Time to Pass on the Pacifier
Babies have a natural sucking reflex, and this behavior soothes and comforts them when they’re hurting, hungry, startled or lonely. Pacifiers are a way to satisfy that sucking reflex while giving mom a break in the process. While research shows that pacifiers can actually be good for babies at bedtime, most experts agree that using a pacifier all day every day can lead to ear infections, dental problems and delays in speech as babies get older.
Dropping the binky
So, how do you go about weaning your little one off of the daytime pacifier? It probably seems like a daunting process, but with plenty of patience and consistency, it can be done!

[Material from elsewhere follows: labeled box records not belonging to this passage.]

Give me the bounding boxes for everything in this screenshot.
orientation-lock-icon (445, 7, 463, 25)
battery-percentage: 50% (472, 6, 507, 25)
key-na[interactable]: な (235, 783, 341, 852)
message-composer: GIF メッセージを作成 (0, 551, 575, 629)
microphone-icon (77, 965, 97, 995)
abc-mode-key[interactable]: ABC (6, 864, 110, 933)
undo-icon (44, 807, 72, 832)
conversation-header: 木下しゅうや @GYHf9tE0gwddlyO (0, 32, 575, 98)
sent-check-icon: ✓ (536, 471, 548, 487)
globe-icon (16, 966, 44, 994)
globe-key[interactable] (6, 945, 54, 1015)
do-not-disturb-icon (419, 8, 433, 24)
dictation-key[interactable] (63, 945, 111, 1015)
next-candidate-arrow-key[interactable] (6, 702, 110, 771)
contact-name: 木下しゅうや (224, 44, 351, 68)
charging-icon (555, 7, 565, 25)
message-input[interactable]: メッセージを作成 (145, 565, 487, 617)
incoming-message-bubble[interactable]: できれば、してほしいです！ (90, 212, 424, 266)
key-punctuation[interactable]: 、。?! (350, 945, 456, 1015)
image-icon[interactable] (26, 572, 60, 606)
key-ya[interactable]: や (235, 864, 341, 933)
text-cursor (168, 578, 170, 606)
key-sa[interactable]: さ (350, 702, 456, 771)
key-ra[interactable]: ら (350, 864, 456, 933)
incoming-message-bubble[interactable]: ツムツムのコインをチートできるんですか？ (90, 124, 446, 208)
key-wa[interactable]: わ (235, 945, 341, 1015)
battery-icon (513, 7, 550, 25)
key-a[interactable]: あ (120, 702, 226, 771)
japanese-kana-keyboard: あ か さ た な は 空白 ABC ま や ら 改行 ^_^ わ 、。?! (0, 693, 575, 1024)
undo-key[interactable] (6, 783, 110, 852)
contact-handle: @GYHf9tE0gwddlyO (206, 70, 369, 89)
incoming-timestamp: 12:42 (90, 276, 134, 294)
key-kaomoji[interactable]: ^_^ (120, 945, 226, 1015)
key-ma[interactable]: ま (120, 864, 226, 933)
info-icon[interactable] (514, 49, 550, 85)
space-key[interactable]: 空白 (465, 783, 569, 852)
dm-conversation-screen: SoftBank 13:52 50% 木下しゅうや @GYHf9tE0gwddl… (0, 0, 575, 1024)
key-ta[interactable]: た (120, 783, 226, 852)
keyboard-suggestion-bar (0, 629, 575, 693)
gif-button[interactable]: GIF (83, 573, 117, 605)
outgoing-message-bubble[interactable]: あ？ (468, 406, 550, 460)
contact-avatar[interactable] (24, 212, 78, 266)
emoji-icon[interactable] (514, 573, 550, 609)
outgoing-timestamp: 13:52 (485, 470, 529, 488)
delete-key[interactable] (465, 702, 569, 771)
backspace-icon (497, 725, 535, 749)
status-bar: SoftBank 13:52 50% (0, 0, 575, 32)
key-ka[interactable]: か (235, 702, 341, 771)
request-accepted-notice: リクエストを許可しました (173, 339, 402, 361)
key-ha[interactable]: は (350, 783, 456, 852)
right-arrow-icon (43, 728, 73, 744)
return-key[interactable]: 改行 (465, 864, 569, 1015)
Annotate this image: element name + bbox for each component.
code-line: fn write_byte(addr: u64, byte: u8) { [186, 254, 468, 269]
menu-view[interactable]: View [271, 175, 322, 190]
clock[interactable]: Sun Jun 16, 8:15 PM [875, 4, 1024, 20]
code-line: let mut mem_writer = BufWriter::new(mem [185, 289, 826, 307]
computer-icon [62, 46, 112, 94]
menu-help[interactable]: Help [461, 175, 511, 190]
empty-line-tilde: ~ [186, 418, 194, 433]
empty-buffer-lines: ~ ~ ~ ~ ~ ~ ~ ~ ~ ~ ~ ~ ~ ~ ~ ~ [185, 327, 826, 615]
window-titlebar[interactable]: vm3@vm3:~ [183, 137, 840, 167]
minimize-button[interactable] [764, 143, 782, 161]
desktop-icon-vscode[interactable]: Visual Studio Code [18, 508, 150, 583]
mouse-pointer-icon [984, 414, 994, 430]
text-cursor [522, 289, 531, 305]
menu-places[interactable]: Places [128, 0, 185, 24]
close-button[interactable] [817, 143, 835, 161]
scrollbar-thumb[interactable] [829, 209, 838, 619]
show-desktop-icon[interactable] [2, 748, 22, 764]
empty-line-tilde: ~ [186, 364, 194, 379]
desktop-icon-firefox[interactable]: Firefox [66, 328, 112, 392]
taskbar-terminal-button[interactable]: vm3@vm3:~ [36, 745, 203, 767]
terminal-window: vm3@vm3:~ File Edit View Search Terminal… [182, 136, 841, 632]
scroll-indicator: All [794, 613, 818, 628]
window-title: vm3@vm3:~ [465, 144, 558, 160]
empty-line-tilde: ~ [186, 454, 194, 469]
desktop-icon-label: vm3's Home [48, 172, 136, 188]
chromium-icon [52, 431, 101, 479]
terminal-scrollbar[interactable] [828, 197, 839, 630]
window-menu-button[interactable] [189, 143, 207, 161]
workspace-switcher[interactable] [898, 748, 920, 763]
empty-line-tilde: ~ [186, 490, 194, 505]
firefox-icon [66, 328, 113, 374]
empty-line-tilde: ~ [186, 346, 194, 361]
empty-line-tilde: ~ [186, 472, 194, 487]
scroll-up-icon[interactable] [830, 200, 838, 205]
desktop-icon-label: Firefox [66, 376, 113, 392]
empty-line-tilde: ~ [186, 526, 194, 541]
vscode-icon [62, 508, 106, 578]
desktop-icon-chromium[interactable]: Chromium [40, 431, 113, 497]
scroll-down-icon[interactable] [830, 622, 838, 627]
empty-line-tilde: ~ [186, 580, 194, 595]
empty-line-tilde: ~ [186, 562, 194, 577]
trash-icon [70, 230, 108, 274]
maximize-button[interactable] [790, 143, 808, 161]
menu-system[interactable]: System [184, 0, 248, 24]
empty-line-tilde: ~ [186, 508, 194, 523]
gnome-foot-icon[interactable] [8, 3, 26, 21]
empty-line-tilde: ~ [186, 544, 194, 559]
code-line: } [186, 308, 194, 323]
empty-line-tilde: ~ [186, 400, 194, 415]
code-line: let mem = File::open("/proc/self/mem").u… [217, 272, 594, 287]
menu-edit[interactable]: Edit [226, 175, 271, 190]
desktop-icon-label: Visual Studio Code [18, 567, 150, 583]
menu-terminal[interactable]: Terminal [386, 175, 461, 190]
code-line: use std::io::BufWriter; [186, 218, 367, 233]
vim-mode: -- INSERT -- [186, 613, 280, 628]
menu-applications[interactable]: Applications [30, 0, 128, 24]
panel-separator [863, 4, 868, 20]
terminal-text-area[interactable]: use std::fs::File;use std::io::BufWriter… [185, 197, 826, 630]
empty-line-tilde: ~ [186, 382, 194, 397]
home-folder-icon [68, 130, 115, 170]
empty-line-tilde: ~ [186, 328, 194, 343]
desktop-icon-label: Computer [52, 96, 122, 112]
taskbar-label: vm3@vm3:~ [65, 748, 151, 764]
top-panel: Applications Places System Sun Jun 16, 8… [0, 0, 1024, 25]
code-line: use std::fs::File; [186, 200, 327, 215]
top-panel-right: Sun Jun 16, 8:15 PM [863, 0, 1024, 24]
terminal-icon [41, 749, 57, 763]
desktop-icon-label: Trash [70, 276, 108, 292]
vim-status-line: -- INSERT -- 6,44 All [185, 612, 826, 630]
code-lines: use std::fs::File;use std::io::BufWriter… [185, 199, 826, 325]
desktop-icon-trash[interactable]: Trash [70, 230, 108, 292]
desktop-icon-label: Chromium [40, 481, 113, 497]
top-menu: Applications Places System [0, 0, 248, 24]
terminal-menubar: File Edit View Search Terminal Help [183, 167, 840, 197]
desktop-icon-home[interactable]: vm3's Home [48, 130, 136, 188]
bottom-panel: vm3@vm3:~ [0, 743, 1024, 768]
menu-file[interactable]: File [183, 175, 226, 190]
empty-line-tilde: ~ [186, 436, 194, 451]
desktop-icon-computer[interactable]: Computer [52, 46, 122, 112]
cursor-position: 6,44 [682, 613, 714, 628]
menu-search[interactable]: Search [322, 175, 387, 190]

It’s usually easier to gradually phase out the pacifier, rather than expecting your baby to go cold turkey. At first, try to increase time away from the pacifier during the day, until you can limit use to only naps and bedtime. Once your baby can happily survive the waking hours without it, you can further limit pacifier use to only nighttime. Resist the urge to overexplain; just say: “The pacifier stays at home,” at first, and then: “The pacifier stays in your crib.”
When your child looks for comfort during the day, instead of offering a pacifier, try offering a favorite toy or blanket. This will help them learn to self-soothe with other familiar items and become less dependent on the pacifier.
This is the most important aspect of helping your child to establish or break any habit. There will probably be tears, but if you give in after a tantrum, you can bet that your child will remember that this is the way to get what they want. Be firm, but kind, and offer lots of praise whenever your baby goes without the pacifier.